Romain Grosjean está oficialmente de volta ao grid da Indy em 2026. Defendendo as cores da Dale Coyne Racing, equipe que marcou sua estreia na categoria americana, o piloto francês encerrou a pré-temporada satisfeito com o desempenho do equipamento e animado para o início do campeonato.
Em participação no podcast Off Track, Grosjean detalhou os motivos que o levaram a retornar ao time de Dale Coyne e aproveitou para elogiar seu novo parceiro de equipe, o jovem Dennis Hauger.
“É um campeonato que eu adoro e onde me divirto muito. Dale é uma pessoa que eu amo e estou feliz por estar de volta a uma boa estrutura. Dennis Hauger é um jovem muito rápido e quero aproveitar ao máximo meus últimos anos em monopostos”, afirmou o veterano.
Grosjean relembrou o teste realizado com a Haas em 2025, seu primeiro contato com um carro de Fórmula 1 desde o grave acidente sofrido no Bahrein em 2020. Ao comparar as duas máquinas, o francês destacou que, embora a F1 seja o auge tecnológico, o bólido da Indy oferece uma experiência de pilotagem superior em certos aspectos.
“A maior diferença é que na F1 você se concentra em não derrapar de jeito nenhum e acelerar bem cedo para conseguir uma boa saída de curva.
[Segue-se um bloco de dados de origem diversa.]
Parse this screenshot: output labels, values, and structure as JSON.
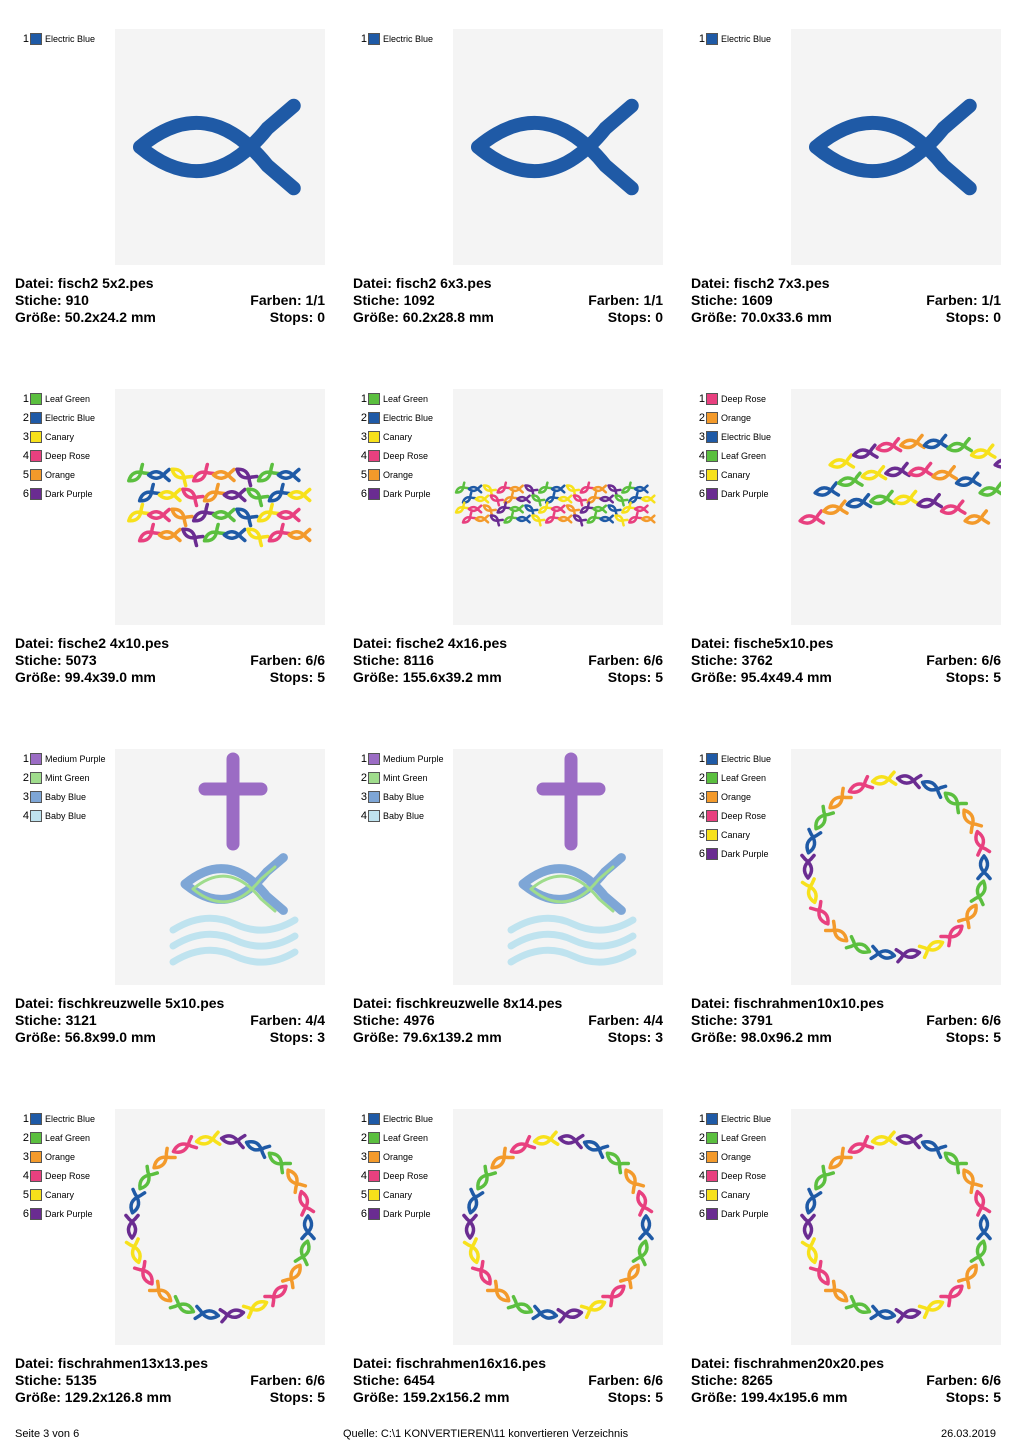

São mil cavalos de potência te impulsionando. Na Indy, é um pouco mais sobre ‘brigar’ com o carro para acelerar na saída da curva, essa é a essência”, analisou Grosjean.
O piloto foi além e afirmou que, em trechos específicos, a Indy supera a categoria máxima do automobilismo mundial.
“O que mais gosto aqui é a capacidade do carro em fazer curvas de baixa em circuitos de rua, graças aos amortecedores e à aderência que temos. Se pegarmos a última curva de Mônaco como exemplo, um carro da Indy seria mais rápido que um de F1 ali”, completou.
Preocupação com o futuro da Fórmula 1 em 2026
Sobre as profundas mudanças técnicas que a Fórmula 1 enfrentará a partir da próxima temporada, Grosjean admitiu ter algumas ressalvas, especialmente sobre como o novo regulamento afetará a dinâmica das disputas na pista.
“Teremos de ver a primeira corrida, mas acredito que as equipes vão se adaptar. Acho que a beleza está na possível mudança da ordem de forças, o que pode gerar muita ação. Mas será o suficiente? Essa é a grande pergunta”, concluiu o francês.